Das Ding mit den wabernden Stäuben
Nur, wie geht's in Wirklichkeit zu? Bei der Typologie Materie, Antimaterie? Diesen scheinbaren Widersprüchlichkeiten.
Zunächst mal, daß man sich kurz überlegen kann: was war zuerst?
Und DAS war das nicht, wo man hockt. In einer Galaxie, einer mit Spiralarmen. Die muß das Dazugekommene sein. DAS, das beim anderen eintraf.
Die Idee könnte zumindestens in den Sinn kommen, daß das ANDERE zuerst war. Daß es nicht das ist, wie es sich im Kosmos-Gegenwärtigen als Gesamtbild abbildet.
Ein ganz anderer Reifegrad ist das im Kosmosgegenwärtigen.
Vielmehr, das Blaufluoreszierende sollte als der Ursprung angesehen werden. Alles der Galaxien stammt von dorther.
Und, als Ausgangspunkt der Angelegenheit, dürfte ein Krankheitsbefall zu überlegen sein. Weswegen sich schließlich die Art Zellteilung, die sich fortlaufend abspielt, auch bedenken läßt. Das mit den wuchernden Metastasen, als die die Galaxienstrecken auch zu betrachten sind. Als ein Krebs, der das in Blau Fluroeszierende unmittelbar befallen hat. Seit wegen den unterschiedlichsten Reaktionsstoffen, die im Waberzeug irgendwie aufeinanderstießen, mal bei größeren, kleineren Explosionen Kochvorgänge anfingen.
Sprich, bei dem Bläulichen war das Jetzige mit der Galaxien-Szene ursprünglich nicht. Es ist zwingend das, das sich später ausgebildet hat: dieses Intergalaktische mit seinen Ausformungen.
Dort ist man als Erdenbewohner mitanzutreffen. Teil davon. Der Erdenbewohner, der mit zu was dazugehört, das als Grundstruktur mit Asteroiden, Meteoriten anreiste. Wie das Wasser. Das auf die Weise auf die Erdbodenfläche herabkam, Einschlag hatte. Auf dem Erdplaneten. Auf die selbige Weise, daß dann zwischenzeitlich gleichfalls ein zweiter DNS-Strang eintraf, bei der Asteroiden-, Meteoriten-Ware. Die eine passendere DNS, die späterhin vor Ort ihren Siegeszug antrat - und zum Grolßen am schnöden Erdenplätzchen wurde.

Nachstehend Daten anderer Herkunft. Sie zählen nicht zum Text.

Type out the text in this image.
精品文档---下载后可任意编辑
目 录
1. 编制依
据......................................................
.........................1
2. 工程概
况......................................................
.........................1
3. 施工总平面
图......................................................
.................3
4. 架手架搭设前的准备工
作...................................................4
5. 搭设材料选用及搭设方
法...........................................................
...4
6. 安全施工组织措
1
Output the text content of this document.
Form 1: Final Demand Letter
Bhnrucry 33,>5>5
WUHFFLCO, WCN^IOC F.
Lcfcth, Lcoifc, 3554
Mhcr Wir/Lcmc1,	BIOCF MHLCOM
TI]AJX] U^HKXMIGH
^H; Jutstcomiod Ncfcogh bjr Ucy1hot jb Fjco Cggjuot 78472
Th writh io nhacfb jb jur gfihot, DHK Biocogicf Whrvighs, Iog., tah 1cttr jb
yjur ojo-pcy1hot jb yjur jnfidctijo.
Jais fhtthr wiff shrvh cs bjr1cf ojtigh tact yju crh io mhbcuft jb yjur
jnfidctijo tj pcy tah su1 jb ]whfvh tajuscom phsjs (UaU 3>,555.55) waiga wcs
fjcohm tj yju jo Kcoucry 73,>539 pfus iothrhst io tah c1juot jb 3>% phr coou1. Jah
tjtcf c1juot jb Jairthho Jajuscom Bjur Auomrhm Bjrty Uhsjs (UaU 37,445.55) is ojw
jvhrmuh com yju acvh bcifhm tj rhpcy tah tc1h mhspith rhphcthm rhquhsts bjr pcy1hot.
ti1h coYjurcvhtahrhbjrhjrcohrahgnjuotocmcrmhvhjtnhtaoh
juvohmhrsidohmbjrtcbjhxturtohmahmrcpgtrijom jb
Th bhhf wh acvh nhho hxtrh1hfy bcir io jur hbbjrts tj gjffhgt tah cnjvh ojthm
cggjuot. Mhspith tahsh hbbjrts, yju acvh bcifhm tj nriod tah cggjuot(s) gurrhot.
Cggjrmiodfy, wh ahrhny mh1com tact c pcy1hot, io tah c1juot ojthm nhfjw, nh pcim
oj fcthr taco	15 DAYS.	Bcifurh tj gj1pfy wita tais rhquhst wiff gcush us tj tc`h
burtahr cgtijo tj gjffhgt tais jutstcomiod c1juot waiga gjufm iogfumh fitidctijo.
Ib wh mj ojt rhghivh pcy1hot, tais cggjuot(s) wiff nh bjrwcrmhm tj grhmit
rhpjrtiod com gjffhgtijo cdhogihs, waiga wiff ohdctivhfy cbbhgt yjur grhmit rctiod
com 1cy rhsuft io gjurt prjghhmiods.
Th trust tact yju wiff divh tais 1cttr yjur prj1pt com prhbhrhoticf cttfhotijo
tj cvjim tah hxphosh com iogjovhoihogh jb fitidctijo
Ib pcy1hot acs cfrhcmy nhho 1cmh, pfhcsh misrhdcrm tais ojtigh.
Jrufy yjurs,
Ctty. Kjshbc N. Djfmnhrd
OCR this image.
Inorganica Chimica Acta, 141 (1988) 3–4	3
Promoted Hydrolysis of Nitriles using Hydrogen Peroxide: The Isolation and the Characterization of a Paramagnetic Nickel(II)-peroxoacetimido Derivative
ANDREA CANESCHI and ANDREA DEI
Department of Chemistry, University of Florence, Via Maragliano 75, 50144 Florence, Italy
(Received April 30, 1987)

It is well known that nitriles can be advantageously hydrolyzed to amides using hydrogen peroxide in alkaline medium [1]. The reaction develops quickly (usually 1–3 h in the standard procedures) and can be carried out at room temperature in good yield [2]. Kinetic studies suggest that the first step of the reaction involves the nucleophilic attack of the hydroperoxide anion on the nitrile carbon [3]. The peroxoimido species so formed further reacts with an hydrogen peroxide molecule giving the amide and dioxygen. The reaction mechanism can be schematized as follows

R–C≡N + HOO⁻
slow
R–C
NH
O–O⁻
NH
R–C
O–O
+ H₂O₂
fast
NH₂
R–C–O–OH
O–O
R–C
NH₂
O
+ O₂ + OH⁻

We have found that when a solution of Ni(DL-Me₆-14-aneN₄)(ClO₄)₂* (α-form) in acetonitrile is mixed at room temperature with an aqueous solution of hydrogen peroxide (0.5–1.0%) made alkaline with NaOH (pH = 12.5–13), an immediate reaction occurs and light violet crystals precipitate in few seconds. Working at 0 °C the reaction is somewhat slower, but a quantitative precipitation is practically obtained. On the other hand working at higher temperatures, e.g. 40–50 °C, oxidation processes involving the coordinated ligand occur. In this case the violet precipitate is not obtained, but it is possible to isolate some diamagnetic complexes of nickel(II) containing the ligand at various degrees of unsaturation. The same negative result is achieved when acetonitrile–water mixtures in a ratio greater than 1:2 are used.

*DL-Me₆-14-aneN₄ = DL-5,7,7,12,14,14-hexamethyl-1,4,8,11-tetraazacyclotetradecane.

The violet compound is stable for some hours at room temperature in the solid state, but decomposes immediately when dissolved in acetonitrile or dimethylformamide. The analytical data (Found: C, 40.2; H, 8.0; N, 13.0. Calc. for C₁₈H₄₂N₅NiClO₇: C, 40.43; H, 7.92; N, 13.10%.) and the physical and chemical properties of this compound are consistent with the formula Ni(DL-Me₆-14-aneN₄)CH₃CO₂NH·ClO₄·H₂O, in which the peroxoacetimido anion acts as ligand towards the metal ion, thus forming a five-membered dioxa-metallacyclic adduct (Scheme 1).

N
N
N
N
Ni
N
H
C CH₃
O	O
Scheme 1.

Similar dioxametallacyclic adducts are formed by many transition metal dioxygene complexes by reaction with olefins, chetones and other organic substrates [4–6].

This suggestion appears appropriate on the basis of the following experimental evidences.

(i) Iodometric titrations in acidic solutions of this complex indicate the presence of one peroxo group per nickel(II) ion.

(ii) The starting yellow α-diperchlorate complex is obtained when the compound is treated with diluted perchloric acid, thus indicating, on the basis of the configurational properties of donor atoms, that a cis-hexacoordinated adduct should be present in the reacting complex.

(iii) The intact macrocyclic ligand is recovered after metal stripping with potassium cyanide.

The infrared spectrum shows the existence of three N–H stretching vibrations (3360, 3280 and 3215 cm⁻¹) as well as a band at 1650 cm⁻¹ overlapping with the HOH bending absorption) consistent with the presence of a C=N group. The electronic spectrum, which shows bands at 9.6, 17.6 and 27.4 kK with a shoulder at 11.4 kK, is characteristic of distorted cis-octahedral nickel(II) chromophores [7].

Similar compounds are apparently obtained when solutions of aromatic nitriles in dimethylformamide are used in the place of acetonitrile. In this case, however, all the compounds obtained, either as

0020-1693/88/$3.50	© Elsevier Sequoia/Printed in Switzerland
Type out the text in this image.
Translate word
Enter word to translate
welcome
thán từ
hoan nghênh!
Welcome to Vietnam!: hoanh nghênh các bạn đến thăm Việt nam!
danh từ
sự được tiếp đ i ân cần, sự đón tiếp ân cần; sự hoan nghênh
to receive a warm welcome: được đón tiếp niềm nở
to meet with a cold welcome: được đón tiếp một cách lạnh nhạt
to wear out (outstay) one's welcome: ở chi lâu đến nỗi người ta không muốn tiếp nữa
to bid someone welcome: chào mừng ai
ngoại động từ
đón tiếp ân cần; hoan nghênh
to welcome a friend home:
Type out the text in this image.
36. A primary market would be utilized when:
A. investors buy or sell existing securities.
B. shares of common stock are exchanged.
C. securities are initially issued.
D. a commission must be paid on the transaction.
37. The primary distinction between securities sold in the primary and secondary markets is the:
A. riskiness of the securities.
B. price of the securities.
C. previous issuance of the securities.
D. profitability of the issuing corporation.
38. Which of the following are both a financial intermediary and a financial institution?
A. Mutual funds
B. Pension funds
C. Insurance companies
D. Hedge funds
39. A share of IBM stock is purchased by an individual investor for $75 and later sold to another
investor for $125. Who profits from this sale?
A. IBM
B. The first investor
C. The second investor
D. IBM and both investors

Kurz vor Toresschluß, weil die Super Nova bevorsteht, hat sich nun die Kreatur Mensch dabei noch ergeben.
Nur, ist das ein jetzt deswegen ein realer Krieg, der sich auf der Kosmosgroßanlage abspielt? Seit sich einer Komponente, weil diese durch Umstände Krankheitsbefall hatte, irgendwie, eine zweite mit ihren Absichten, Umständlichkeiten dazugesellt hat?
Oder - ist man sich mittlerweile vielleicht zwischendrinnen nicht längst handelseinig geworden? Daß zu einer gewisen Einsicht gelangt wurde. Sich jede Seite gegenseitig erträgt. Wie bei einem Patt im Schach. Weil jeder Blickwinkel gelten gelassen werden muß, wenn nichts dagegen zu unternehmen ist.
Sprich, das der Kleinteile-, Nanopartikelwelt, das durch das HIER behindert wird. Seine Unbeschwertheit verlor. Aber nicht nur DAS. Regelrecht, daß das eine an dem Galaktischen kaputtgeht. Anschlagen darf sich daran in jedem Fall nichts von DORT an dem HIER. Weil - an dem HIESIGEN geht es mir nichts, dir nichts zugrunde. Nach einem Weilchen.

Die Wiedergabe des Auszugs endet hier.